Your mother and father were both medical doctors, and you grew up learning how physicians use observation and deduction to diagnose problems and prescribe solutions. You internalized this scientific way of thinking, and you set your sights on a career in medicine. However, you found your initial pre-med classes unchallenging. You noticed that many of your fellow freshmen were dropping out of their engineering majors to join you in the biology program, and you decided to try this more difficult program. Engineering turned out to be the right move. After graduation from college you continued your academic pursuits and earned your PhD in polymer chemistry and physics.
You then went to work for a major technology company, where you applied your problem-solving skills developing plastics that improve the performance of electronics. During your 10 years as a research scientist your innovations and achievements have helped advance the speed, efficiency, and cost of many important technologies.

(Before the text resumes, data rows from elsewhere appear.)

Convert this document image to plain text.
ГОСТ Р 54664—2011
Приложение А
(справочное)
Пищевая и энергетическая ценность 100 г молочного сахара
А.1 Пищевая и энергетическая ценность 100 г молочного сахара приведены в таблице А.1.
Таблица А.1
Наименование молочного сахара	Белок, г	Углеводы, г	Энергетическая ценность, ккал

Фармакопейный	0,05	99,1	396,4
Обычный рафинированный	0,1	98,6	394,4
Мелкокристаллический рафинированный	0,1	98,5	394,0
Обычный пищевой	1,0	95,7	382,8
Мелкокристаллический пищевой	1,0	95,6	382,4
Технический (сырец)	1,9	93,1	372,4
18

Your fascination with the process of innovation drives your work. When given the opportunity, you left your position as a scientist to lead the research-and-development department at your firm, where you seek to study and improve the innovation process. You’re interested in where innovation and invention come from, how breakthrough ideas happen, and what allows for successes in the field of scientific discovery. You’ve compiled so much interesting material in this investigation, which began merely as a personal hobby, that you’ve begun writing a book about how the process of innovation works.
You’re passionate about both plastics and innovation, and you want to make sure that the process of innovation is more widely understood and appreciated. You see the public hearing about the Environmental Protection Agency’s new regulation as an ideal forum for bringing greater knowledge of the connections between science, plastics, and innovation to the public. You also see it as your responsibility to make sure that the regulatory bodies of the government have sufficient appreciation for the value of invention, innovation, and discovery.

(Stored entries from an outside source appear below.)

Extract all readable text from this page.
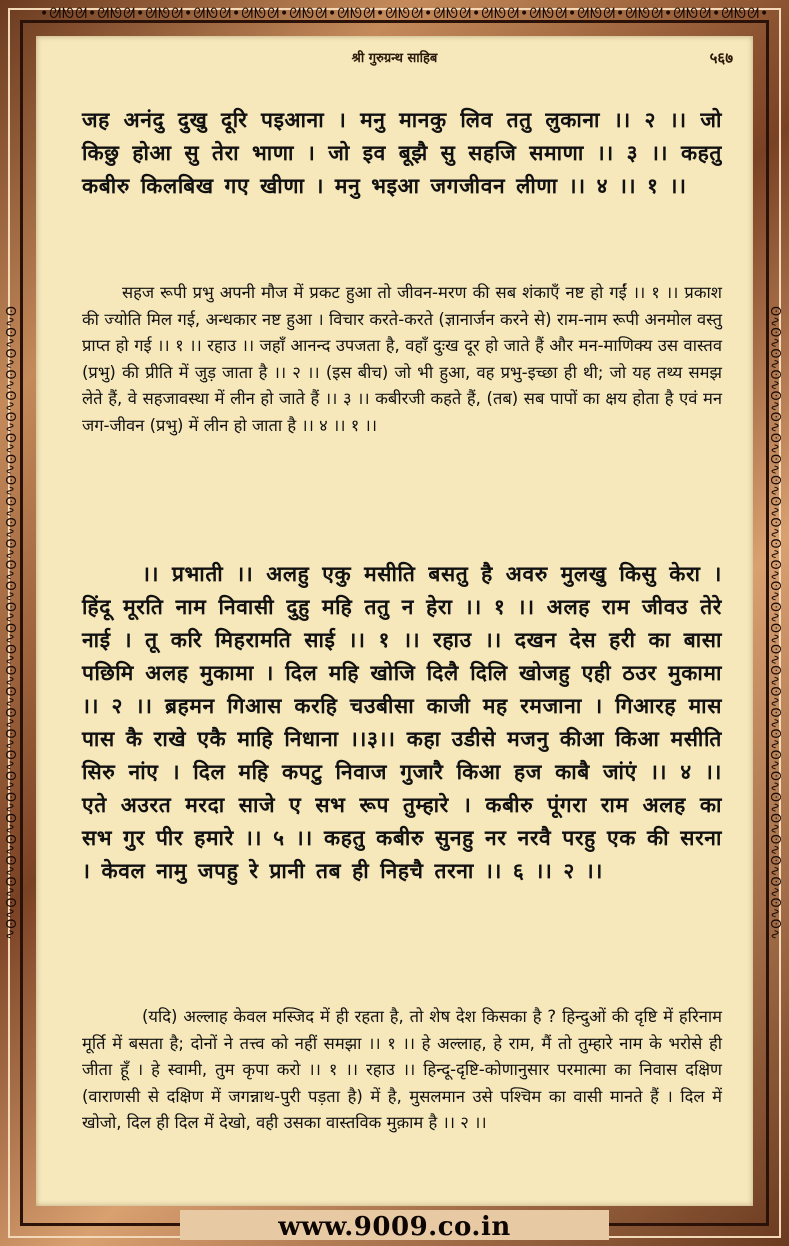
•ᘛᘚᘛ•ᘛᘚᘛ•ᘛᘚᘛ•ᘛᘚᘛ•ᘛᘚᘛ•ᘛᘚᘛ•ᘛᘚᘛ•ᘛᘚᘛ•ᘛᘚᘛ•ᘛᘚᘛ•ᘛᘚᘛ•ᘛᘚᘛ•ᘛᘚᘛ•ᘛᘚᘛ•ᘛᘚᘛ•
ʘ∿ʘ∿ʘ∿ʘ∿ʘ∿ʘ∿ʘ∿ʘ∿ʘ∿ʘ∿ʘ∿ʘ∿ʘ∿ʘ∿ʘ∿ʘ∿ʘ∿ʘ∿ʘ∿ʘ∿ʘ∿ʘ∿ʘ∿ʘ∿ʘ∿ʘ∿ʘ∿ʘ∿ʘ∿ʘ∿	ʘ∿ʘ∿ʘ∿ʘ∿ʘ∿ʘ∿ʘ∿ʘ∿ʘ∿ʘ∿ʘ∿ʘ∿ʘ∿ʘ∿ʘ∿ʘ∿ʘ∿ʘ∿ʘ∿ʘ∿ʘ∿ʘ∿ʘ∿ʘ∿ʘ∿ʘ∿ʘ∿ʘ∿ʘ∿ʘ∿
www.9009.co.in
श्री गुरुग्रन्थ साहिब	५६७
जह अनंदु दुखु दूरि पइआना । मनु मानकु लिव ततु लुकाना ।। २ ।। जो किछु होआ सु तेरा भाणा । जो इव बूझै सु सहजि समाणा ।। ३ ।। कहतु कबीरु किलबिख गए खीणा । मनु भइआ जगजीवन लीणा ।। ४ ।। १ ।।
सहज रूपी प्रभु अपनी मौज में प्रकट हुआ तो जीवन-मरण की सब शंकाएँ नष्ट हो गईं ।। १ ।। प्रकाश की ज्योति मिल गई, अन्धकार नष्ट हुआ । विचार करते-करते (ज्ञानार्जन करने से) राम-नाम रूपी अनमोल वस्तु प्राप्त हो गई ।। १ ।। रहाउ ।। जहाँ आनन्द उपजता है, वहाँ दुःख दूर हो जाते हैं और मन-माणिक्य उस वास्तव (प्रभु) की प्रीति में जुड़ जाता है ।। २ ।। (इस बीच) जो भी हुआ, वह प्रभु-इच्छा ही थी; जो यह तथ्य समझ लेते हैं, वे सहजावस्था में लीन हो जाते हैं ।। ३ ।। कबीरजी कहते हैं, (तब) सब पापों का क्षय होता है एवं मन जग-जीवन (प्रभु) में लीन हो जाता है ।। ४ ।। १ ।।
।। प्रभाती ।। अलहु एकु मसीति बसतु है अवरु मुलखु किसु केरा । हिंदू मूरति नाम निवासी दुहु महि ततु न हेरा ।। १ ।। अलह राम जीवउ तेरे नाई । तू करि मिहरामति साई ।। १ ।। रहाउ ।। दखन देस हरी का बासा पछिमि अलह मुकामा । दिल महि खोजि दिलै दिलि खोजहु एही ठउर मुकामा ।। २ ।। ब्रहमन गिआस करहि चउबीसा काजी मह रमजाना । गिआरह मास पास कै राखे एकै माहि निधाना ।।३।। कहा उडीसे मजनु कीआ किआ मसीति सिरु नांए । दिल महि कपटु निवाज गुजारै किआ हज काबै जांएं ।। ४ ।। एते अउरत मरदा साजे ए सभ रूप तुम्हारे । कबीरु पूंगरा राम अलह का सभ गुर पीर हमारे ।। ५ ।। कहतु कबीरु सुनहु नर नरवै परहु एक की सरना । केवल नामु जपहु रे प्रानी तब ही निहचै तरना ।। ६ ।। २ ।।
(यदि) अल्लाह केवल मस्जिद में ही रहता है, तो शेष देश किसका है ? हिन्दुओं की दृष्टि में हरिनाम मूर्ति में बसता है; दोनों ने तत्त्व को नहीं समझा ।। १ ।। हे अल्लाह, हे राम, मैं तो तुम्हारे नाम के भरोसे ही जीता हूँ । हे स्वामी, तुम कृपा करो ।। १ ।। रहाउ ।। हिन्दू-दृष्टि-कोणानुसार परमात्मा का निवास दक्षिण (वाराणसी से दक्षिण में जगन्नाथ-पुरी पड़ता है) में है, मुसलमान उसे पश्चिम का वासी मानते हैं । दिल में खोजो, दिल ही दिल में देखो, वही उसका वास्तविक मुक़ाम है ।। २ ।।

Your goal at this hearing is to convince the Regulators to include the Invention Interest Group’s recommendations in their final regulation. To make this argument effectively, you must:
- Complete the assigned readings listed at the bottom of this page
- Work closely with the other members of your group to develop clear answers to the Regulators’ questions
- Make use of as much specific information as possible to develop strong arguments that plastics need to be proven safe rather than assumed safe and that the only way to protect against the effects of toxins is to prevent the production of potentially toxic plastics
- Read as much as you can about your position and the positions of the other groups
- Complete written reflections on your character, interest group, and readings as assigned
Your Victory Objectives
- You will receive 10 points if the Regulators select your group’s proposal as the final regulation
- The Regulators will rank the interest groups by how well their goals are represented in the final regulation. You will receive between 1 and 5 points based on how the Invention Interest Group is ranked and how well the regulation reflects your goals
Industry Group Sources
- “Interview with Bob Kenworthy,” video.
Your Individual Sources
- “Plastic Logic: From Innovation to Impact,” University of Cambridge Research Features, August 1, 2009.
- Select one article from the The Case of Plastics bibliography recommended for the Invention Interest Group. Read the article and write two paragraphs summarizing the article and how it will be useful to you in the upcoming debate.